Never have I seen the likes of this strange new place. It is both frightening and fascinating. There are people from the Orient—Celestials, they are called—in a world of their own known as Chinatown. There are people speaking Spanish and playing music in the streets. Soldiers at a military station roam the neighborhood at night, drinking and looking for women. I have taken to wearing trousers and boots, my hair clubbed like a boy’s.

Miss Josie’s saloon is a raucous place, as wild and confusing as the portside bustle. It is in fact a fancy-house, which is what they call a brothel in these parts. Miss Josie pays me nothing. For my tiny cave in the cellar and scraps to eat, I work from dawn until dark. I undertake all manner of chores. The laundry and mending. The chamber pots. I sometimes work in the kitchen, but the cook is from China and I cannot understand what he’s saying and he scolds all the time, clucking and shooing like a wet hen.

In between the scrubbing and the laundry, I am charged with taking the rubbish to the bins at the bottom of Fenton Hill, where the refuse is barged out to sea. An execrable task, yet in the wake of sending my entire dead family into eternity one by one, the harshness of all else is muted. In fact, I discovered a nearby field and shore teeming with birds and wild-growing plant life. The renewal of springtime renewed my soul. From the depths of winter, the world is made all over again. With my drawing, I capture these moments to remind myself that I must go on.
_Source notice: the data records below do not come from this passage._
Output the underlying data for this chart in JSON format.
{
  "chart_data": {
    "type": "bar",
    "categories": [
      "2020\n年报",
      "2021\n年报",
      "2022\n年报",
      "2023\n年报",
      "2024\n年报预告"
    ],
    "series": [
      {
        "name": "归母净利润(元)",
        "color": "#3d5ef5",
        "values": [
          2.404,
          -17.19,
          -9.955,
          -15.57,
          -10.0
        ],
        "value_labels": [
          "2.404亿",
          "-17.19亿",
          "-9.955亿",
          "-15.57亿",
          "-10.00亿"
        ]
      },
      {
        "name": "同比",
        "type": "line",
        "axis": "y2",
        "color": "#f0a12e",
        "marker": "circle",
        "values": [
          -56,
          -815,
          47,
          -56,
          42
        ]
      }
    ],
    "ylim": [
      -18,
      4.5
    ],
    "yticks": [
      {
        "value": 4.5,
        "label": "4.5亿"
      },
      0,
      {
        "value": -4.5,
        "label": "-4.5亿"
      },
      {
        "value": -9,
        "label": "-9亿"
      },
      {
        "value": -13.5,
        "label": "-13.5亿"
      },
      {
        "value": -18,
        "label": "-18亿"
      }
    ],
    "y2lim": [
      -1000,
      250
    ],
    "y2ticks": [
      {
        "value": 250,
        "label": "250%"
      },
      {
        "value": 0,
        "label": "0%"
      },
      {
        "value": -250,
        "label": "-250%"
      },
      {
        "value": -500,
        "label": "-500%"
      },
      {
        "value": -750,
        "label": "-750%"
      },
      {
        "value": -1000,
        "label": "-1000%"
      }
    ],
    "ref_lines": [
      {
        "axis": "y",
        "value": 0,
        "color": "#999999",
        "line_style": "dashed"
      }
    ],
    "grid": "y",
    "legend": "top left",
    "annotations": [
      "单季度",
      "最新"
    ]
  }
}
For half a day on Sunday, I’m given leave to attend Mass. And though I may burn in the fires of eternity for my sin—I never go. Instead I take myself out to the wild fresh air and I draw. In my mean circumstances, I make do with discarded paper and charcoal pencil, losing myself as I create images of the world around me.

Most passersby pay me little notice, but one day I met a man named Billy who lingered to watch me draw. I had tired of reading the Examiner, a tedious compilation of the news of the day. I had spied an interesting pair of mallard ducks and was making sketches directly on the newsprint. The bold strokes of my charcoal obscured the columns of print as I created the scene. The stranger asked me why I covered the printed news with my sketch, and, blunt as a paddle, I admitted as how the facts and statistics struck me as tiresome. The newspaper was better suited to drawing than to reading.

He guffawed and slapped his knee, declaring my review more honest than his entire editorial board. “Oh no,” he said, “I am the owner of this paper and I aim to make it thrive. What would keep your interest, then?”

I had never met a person of such import. I confessed that I am more drawn to stories of dramatic human struggles, humorous poems, or the sharp and brilliant writings that bring the world to life in the mind’s eye.

“I must cater to the reader,” he declared. “Not to sophisticates and historians.”

After this unusual exchange, our Sunday meetings have become a regular occurrence. He is exceedingly generous, giving me all manner of books to read, and supplies for making art. He proudly tells me of the talented writers he now publishes—Mr. Ambrose Bierce and Mark Twain.

And then one day, a surprise. Billy is leaving San Francisco for good. He came to the saloon to say farewell. The presence of this fancy gentleman created a stir, and he brought with him a magnificent gift—a set of books so large that a servant or footman carried them to my humble room in Miss Josie’s basement. The large parcel contained a complete set of engravings of America’s birds by Mr. John James Audubon. The volumes stand an arm’s length high! The sheer beauty of the work took my breath away—herons and swans and egrets with graciously curving necks, songbirds in flight, shore fowl in their habitat.